Real World Applications

The following are comments we’ve received from customers who have been using our monitors for several years:


“We were one of the first departments in this area to put a CO monitor with every medical first response team. That was over five years ago and I can’t imagine operating without that safety today.

We like the simplicity, automation and low cost of the Airspace monitors.”

From an Assistant Chief.


“We’re a small department and the Airspace monitors have been workhorses for us. We use them to respond to CO alarm calls and we take a monitor on EMS calls. We’ve also used it for a few calls from homeowners who smelled gas. We are in a rural area and it’s nice to have the methane detection capability for barns. Sometimes our dispatch doesn’t pick up the manure pit – saves us the critical time it would take to go get a four gas monitor. The Airspace monitor is so easy to use and trouble free it just goes along all the time.”

From a Chief who has used our monitors for over 5 years. Several neighboring departments have bought monitors based on his recommendation.


“The Airspace unit is a good one at a low price. We’ve been carrying one of these on each engine for at least the last 7 years, with battery changes the only maintenance required.

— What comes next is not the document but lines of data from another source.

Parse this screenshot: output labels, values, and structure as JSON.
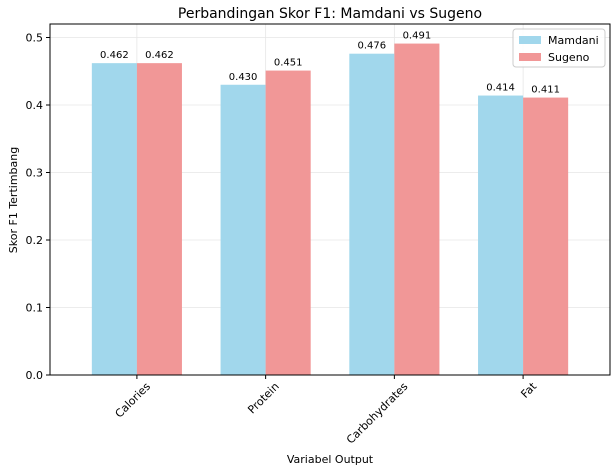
{
  "chart_data": {
    "type": "bar",
    "title": "Perbandingan Skor F1: Mamdani vs Sugeno",
    "xlabel": "Variabel Output",
    "ylabel": "Skor F1 Tertimbang",
    "categories": [
      "Calories",
      "Protein",
      "Carbohydrates",
      "Fat"
    ],
    "series": [
      {
        "name": "Mamdani",
        "values": [
          0.462,
          0.43,
          0.476,
          0.414
        ],
        "labels": [
          "0.462",
          "0.430",
          "0.476",
          "0.414"
        ],
        "color": "#a1d7ec"
      },
      {
        "name": "Sugeno",
        "values": [
          0.462,
          0.451,
          0.491,
          0.411
        ],
        "labels": [
          "0.462",
          "0.451",
          "0.491",
          "0.411"
        ],
        "color": "#f19797"
      }
    ],
    "ylim": [
      0,
      0.52
    ],
    "yticks": [
      0.0,
      0.1,
      0.2,
      0.3,
      0.4,
      0.5
    ],
    "ytick_labels": [
      "0.0",
      "0.1",
      "0.2",
      "0.3",
      "0.4",
      "0.5"
    ],
    "grid": true,
    "legend_position": "top-right"
  }
}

I’ve been using one on job site safety inspections for the last 5 years, especially in winter, and especially in temporary enclosures with internal combustions engines or heaters.

They read alarms within a ppm or two, when compared to one of the NIOSH certified 4 gas monitors required for confined space entry and other OSHA regulated activities.”

From a Training officer


“Our department purchased our first unit from Airspace in 2002. It was one of the first out there since we had to wait for UL approval before it could be shipped. We like the unit because of the price, size and ease of use. Prior to this purchase we were using another vendors device and we had spent hundreds of dollars replacing the sensors and getting it recalibrated. It seemed like every time we needed the device it would not work.

The Airspace unit has worked every time we have needed to use it. The only maintenance required has been to change the batteries, which last a long time. We recently purchased 2 more so we could equip both engines and our equipment truck with the units. “

From a Chief


 

These incidents tell the story:

Ripon, WI: Paramedics were called to rescue several teens who called 911 extremely ill. They acknowledged they had been drinking. Airspace CO monitors alerted the paramedics to the presence of Carbon Monoxide. The care to the teens was redirected and a search of the home found the grandparents asleep and unresponsive. This call would very likely have resulted in a dramatically worse outcome if the team did not have CO monitors with them.

Mishicot, WI: An EMS crew responding to a call from a late 50's male experiencing a heavy chest and difficulty breathing were alerted to CO upon entry by the Airspace CO monitors they carry into every call. Appropriate care was given to the patient – and more importantly everyone was evacuated from the home without further harm. Very high levels of CO were later found due to a furnace vent begin blocked by snow and ice.

Marshfield, WI: An EMS crew responded to a call from a late 50's male in a local motel experiencing a heavy chest and difficulty breathing. The crew had just received new Airspace CO monitors. The CO alarm allowed them to address a significant CO issue in much of the motel. A better outcome was achieved for the patient, harm was avoided to other motel residents and none of the crew was exposed.

Stevens Point, WI: An EMS crew responding to a call for a sick child were alerted to CO upon entry by their Airspace Monitor alarming. Again, the patient received appropriate care, the EMS crew was not exposed and a larger catastrophe very likely was avoided by learning of the CO problem before they all went to sleep there that night.

Unfortunately, not everyone is carrying monitors; "Medic one of four to suffer carbon monoxide poisoning", was the headline of an article that described a paramedic "struck down with potentially fatal carbon monoxide poisoning". That article was published May 3, 2013.

It's almost a certainty a career Fire Fighter who is on a "first in" team is going to encounter carbon monoxide poisoning.

Before the availability of Airspace Monitors there may have been an argument that the cost and complexity of maintaining electro chemical monitors was prohibitive for this use. The low cost and simplicity of the Airspace Monitors reverses that argument - can you afford not to protect your people?

Further evidence of the need:

The CDC identified 15,200 cases of Carbon Monoxide Poisoning that weren't diagnosed until after admittance to an emergency room in 2003. By 2009 that had grown to over 50,000 cases found through greater awareness and more testing for CO.

The AMA believes there are still as many as 100,000 case of CO poisoning that are never diagnosed every year, just in the United States.

An Additional benefit:

Carrying carbon monoxide monitors has allowed first responders to identify lower levels of CO they would not have been aware of without monitors. Patients aren't returned to an unsafe environment and the problem in the building can be corrected before it becomes catastrophic.